Step 3 — Check pgvector index health

ssh root@engramia-staging \
  'docker compose -f /opt/engramia/docker-compose.prod.yml exec pgvector \
     psql -U engramia -c "
       SELECT schemaname, tablename, n_dead_tup, n_live_tup, last_autovacuum
       FROM pg_stat_user_tables
       WHERE tablename IN ('"'"'memory_data'"'"', '"'"'memory_embeddings'"'"');"'

Step 4 — Check embedding API latency (if OpenAI/Anthropic)
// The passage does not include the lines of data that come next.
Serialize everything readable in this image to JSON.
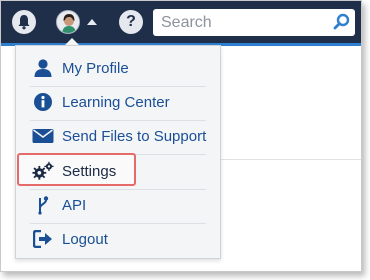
{
  "topbar": {
    "search_placeholder": "Search",
    "help_label": "?",
    "accent_color": "#1f2e49",
    "stripe_color": "#2f7fd0"
  },
  "menu": {
    "items": [
      {
        "label": "My Profile",
        "icon": "user-icon"
      },
      {
        "label": "Learning Center",
        "icon": "info-icon"
      },
      {
        "label": "Send Files to Support",
        "icon": "envelope-icon"
      },
      {
        "label": "Settings",
        "icon": "gears-icon",
        "highlighted": true
      },
      {
        "label": "API",
        "icon": "branch-icon"
      },
      {
        "label": "Logout",
        "icon": "logout-icon"
      }
    ],
    "highlight_color": "#e56a6a",
    "label_color": "#1a4f96"
  }
}
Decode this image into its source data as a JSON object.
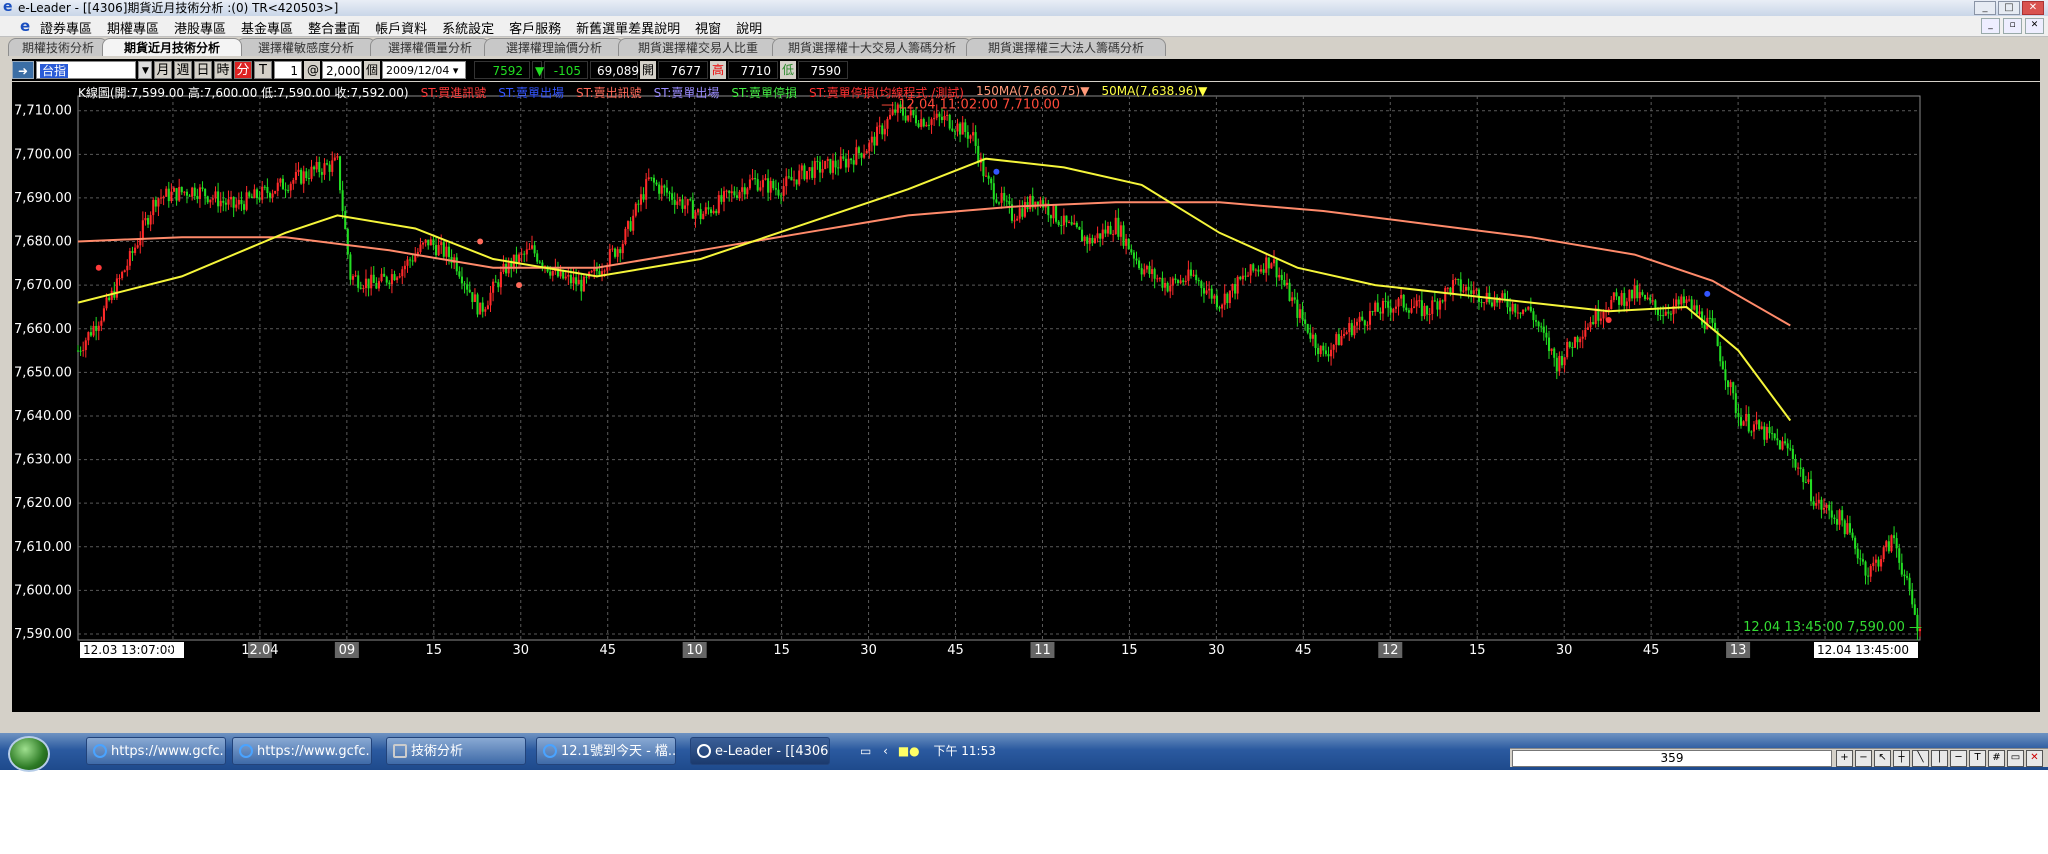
{
  "window": {
    "title": "e-Leader - [[4306]期貨近月技術分析 :(0) TR<420503>]",
    "app_icon": "e"
  },
  "menu": [
    "證券專區",
    "期權專區",
    "港股專區",
    "基金專區",
    "整合畫面",
    "帳戶資料",
    "系統設定",
    "客戶服務",
    "新舊選單差異說明",
    "視窗",
    "說明"
  ],
  "tabs": [
    {
      "label": "期權技術分析",
      "active": false
    },
    {
      "label": "期貨近月技術分析",
      "active": true
    },
    {
      "label": "選擇權敏感度分析",
      "active": false
    },
    {
      "label": "選擇權價量分析",
      "active": false
    },
    {
      "label": "選擇權理論價分析",
      "active": false
    },
    {
      "label": "期貨選擇權交易人比重",
      "active": false
    },
    {
      "label": "期貨選擇權十大交易人籌碼分析",
      "active": false
    },
    {
      "label": "期貨選擇權三大法人籌碼分析",
      "active": false
    }
  ],
  "toolbar": {
    "symbol": "台指",
    "periods": [
      "月",
      "週",
      "日",
      "時",
      "分",
      "T"
    ],
    "active_period": "分",
    "interval": "1",
    "at": "@",
    "bars": "2,000",
    "bars_unit": "個",
    "date": "2009/12/04",
    "quote": {
      "last": "7592",
      "arrow": "▼",
      "change": "-105",
      "volume": "69,089",
      "open_label": "開",
      "open": "7677",
      "high_label": "高",
      "high": "7710",
      "low_label": "低",
      "low": "7590"
    }
  },
  "legend": [
    {
      "text": "K線圖(開:7,599.00 高:7,600.00 低:7,590.00 收:7,592.00)",
      "color": "#ffffff"
    },
    {
      "text": "ST:買進訊號",
      "color": "#ff3b3b"
    },
    {
      "text": "ST:賣單出場",
      "color": "#3355ff"
    },
    {
      "text": "ST:賣出訊號",
      "color": "#ff6a5a"
    },
    {
      "text": "ST:賣單出場",
      "color": "#9a8cff"
    },
    {
      "text": "ST:賣單停損",
      "color": "#44ee44"
    },
    {
      "text": "ST:賣單停損(均線程式./測試)",
      "color": "#ff3030"
    },
    {
      "text": "150MA(7,660.75)▼",
      "color": "#ff9a7a"
    },
    {
      "text": "50MA(7,638.96)▼",
      "color": "#ffff44"
    }
  ],
  "annotations": {
    "high_marker": "— 12.04 11:02:00  7,710.00",
    "last_marker": "12.04 13:45:00  7,590.00 —",
    "cursor_time": "12.04 13:45:00",
    "start_time": "12.03 13:07:00"
  },
  "chart_data": {
    "type": "candlestick",
    "y_ticks": [
      "7,710.00",
      "7,700.00",
      "7,690.00",
      "7,680.00",
      "7,670.00",
      "7,660.00",
      "7,650.00",
      "7,640.00",
      "7,630.00",
      "7,620.00",
      "7,610.00",
      "7,600.00",
      "7,590.00"
    ],
    "ylim": [
      7590,
      7712
    ],
    "x_ticks": [
      "12.03 13:07:00",
      "30",
      "12.04",
      "09",
      "15",
      "30",
      "45",
      "10",
      "15",
      "30",
      "45",
      "11",
      "15",
      "30",
      "45",
      "12",
      "15",
      "30",
      "45",
      "13",
      "15",
      "12.04 13:45:00"
    ],
    "x_tick_highlight": [
      "12.04",
      "09",
      "10",
      "11",
      "12",
      "13"
    ],
    "price_path": [
      [
        0,
        7655
      ],
      [
        10,
        7664
      ],
      [
        20,
        7676
      ],
      [
        30,
        7690
      ],
      [
        45,
        7692
      ],
      [
        60,
        7688
      ],
      [
        75,
        7692
      ],
      [
        90,
        7696
      ],
      [
        100,
        7698
      ],
      [
        105,
        7672
      ],
      [
        115,
        7670
      ],
      [
        125,
        7674
      ],
      [
        135,
        7680
      ],
      [
        145,
        7676
      ],
      [
        155,
        7664
      ],
      [
        165,
        7674
      ],
      [
        175,
        7678
      ],
      [
        185,
        7672
      ],
      [
        195,
        7670
      ],
      [
        210,
        7680
      ],
      [
        220,
        7694
      ],
      [
        230,
        7690
      ],
      [
        240,
        7686
      ],
      [
        250,
        7690
      ],
      [
        260,
        7694
      ],
      [
        270,
        7692
      ],
      [
        280,
        7696
      ],
      [
        295,
        7698
      ],
      [
        305,
        7702
      ],
      [
        315,
        7710
      ],
      [
        325,
        7708
      ],
      [
        335,
        7708
      ],
      [
        345,
        7704
      ],
      [
        350,
        7694
      ],
      [
        360,
        7686
      ],
      [
        370,
        7690
      ],
      [
        380,
        7684
      ],
      [
        390,
        7680
      ],
      [
        400,
        7684
      ],
      [
        410,
        7674
      ],
      [
        420,
        7670
      ],
      [
        430,
        7672
      ],
      [
        440,
        7666
      ],
      [
        450,
        7672
      ],
      [
        460,
        7676
      ],
      [
        470,
        7664
      ],
      [
        480,
        7654
      ],
      [
        490,
        7660
      ],
      [
        500,
        7664
      ],
      [
        510,
        7666
      ],
      [
        520,
        7664
      ],
      [
        530,
        7670
      ],
      [
        540,
        7668
      ],
      [
        550,
        7666
      ],
      [
        560,
        7664
      ],
      [
        570,
        7652
      ],
      [
        580,
        7660
      ],
      [
        590,
        7666
      ],
      [
        600,
        7668
      ],
      [
        610,
        7664
      ],
      [
        620,
        7666
      ],
      [
        630,
        7660
      ],
      [
        640,
        7640
      ],
      [
        650,
        7636
      ],
      [
        660,
        7632
      ],
      [
        670,
        7620
      ],
      [
        680,
        7616
      ],
      [
        690,
        7604
      ],
      [
        700,
        7612
      ],
      [
        710,
        7590
      ]
    ],
    "ma150_path": [
      [
        0,
        7680
      ],
      [
        40,
        7681
      ],
      [
        80,
        7681
      ],
      [
        120,
        7678
      ],
      [
        160,
        7674
      ],
      [
        200,
        7674
      ],
      [
        240,
        7678
      ],
      [
        280,
        7682
      ],
      [
        320,
        7686
      ],
      [
        360,
        7688
      ],
      [
        400,
        7689
      ],
      [
        440,
        7689
      ],
      [
        480,
        7687
      ],
      [
        520,
        7684
      ],
      [
        560,
        7681
      ],
      [
        600,
        7677
      ],
      [
        630,
        7671
      ],
      [
        660,
        7660.75
      ]
    ],
    "ma50_path": [
      [
        0,
        7666
      ],
      [
        40,
        7672
      ],
      [
        80,
        7682
      ],
      [
        100,
        7686
      ],
      [
        130,
        7683
      ],
      [
        160,
        7676
      ],
      [
        200,
        7672
      ],
      [
        240,
        7676
      ],
      [
        280,
        7684
      ],
      [
        320,
        7692
      ],
      [
        350,
        7699
      ],
      [
        380,
        7697
      ],
      [
        410,
        7693
      ],
      [
        440,
        7682
      ],
      [
        470,
        7674
      ],
      [
        500,
        7670
      ],
      [
        530,
        7668
      ],
      [
        560,
        7666
      ],
      [
        590,
        7664
      ],
      [
        620,
        7665
      ],
      [
        640,
        7655
      ],
      [
        660,
        7638.96
      ]
    ],
    "signals": [
      {
        "x": 8,
        "y": 7674,
        "type": "buy"
      },
      {
        "x": 155,
        "y": 7680,
        "type": "sell"
      },
      {
        "x": 170,
        "y": 7670,
        "type": "sell"
      },
      {
        "x": 354,
        "y": 7696,
        "type": "exit"
      },
      {
        "x": 590,
        "y": 7662,
        "type": "buy"
      },
      {
        "x": 628,
        "y": 7668,
        "type": "exit"
      }
    ],
    "high": {
      "x": 325,
      "y": 7710
    },
    "last": {
      "x": 710,
      "y": 7590
    }
  },
  "taskbar": {
    "buttons": [
      {
        "label": "https://www.gcfc...",
        "active": false
      },
      {
        "label": "https://www.gcfc...",
        "active": false
      },
      {
        "label": "技術分析",
        "active": false
      },
      {
        "label": "12.1號到今天 - 檔...",
        "active": false
      },
      {
        "label": "e-Leader - [[4306...",
        "active": true
      }
    ],
    "clock": "下午 11:53"
  },
  "status": {
    "scroll_value": "359"
  },
  "colors": {
    "up": "#ff2a2a",
    "down": "#22dd22",
    "ma150": "#ff8a6a",
    "ma50": "#f5f53a",
    "grid": "#5a5a5a",
    "bg": "#000000"
  }
}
# Check for 429 or 503 from upstream in logs
ssh root@engramia-staging \
  'docker compose -f /opt/engramia/docker-compose.prod.yml logs engramia-api \
     --since 10m | grep -E "(429|503|timeout|embedding)"'

Step 5 — Check system load

ssh root@engramia-staging 'top -bn1 | head -20'
ssh root@engramia-staging 'iostat -x 1 3'

Resolution

Slow pgvector queries — VACUUM + ANALYZE

ssh root@engramia-staging \
  'docker compose -f /opt/engramia/docker-compose.prod.yml exec pgvector \
     psql -U engramia -c "VACUUM ANALYZE memory_embeddings;"'

Embedding API throttled — reduce rate

Set ENGRAMIA_RATE_LIMIT_EXPENSIVE=5 in .env and restart:

ssh root@engramia-staging 'cd /opt/engramia && \
  docker compose -f docker-compose.prod.yml restart engramia-api'

High CPU from concurrent evals — lower job concurrency

# Edit .env on VM: ENGRAMIA_JOB_MAX_CONCURRENT=1
ssh root@engramia-staging 'cd /opt/engramia && \
  docker compose -f docker-compose.prod.yml restart engramia-api'

Pattern store too large — run aging

curl -X POST https://api.engramia.dev/v1/aging \
  -H "Authorization: Bearer $ENGRAMIA_API_KEY"

Prevention

  • Add pgvector HNSW index if pattern count > 10,000
  • Enable pg_stat_statements for query profiling
  • Alert when Prometheus engramia_avg_eval_score drops suddenly (LLM issues)

Escalation

If latency remains high after all steps, check if OpenAI/Anthropic has an active incident at their status pages.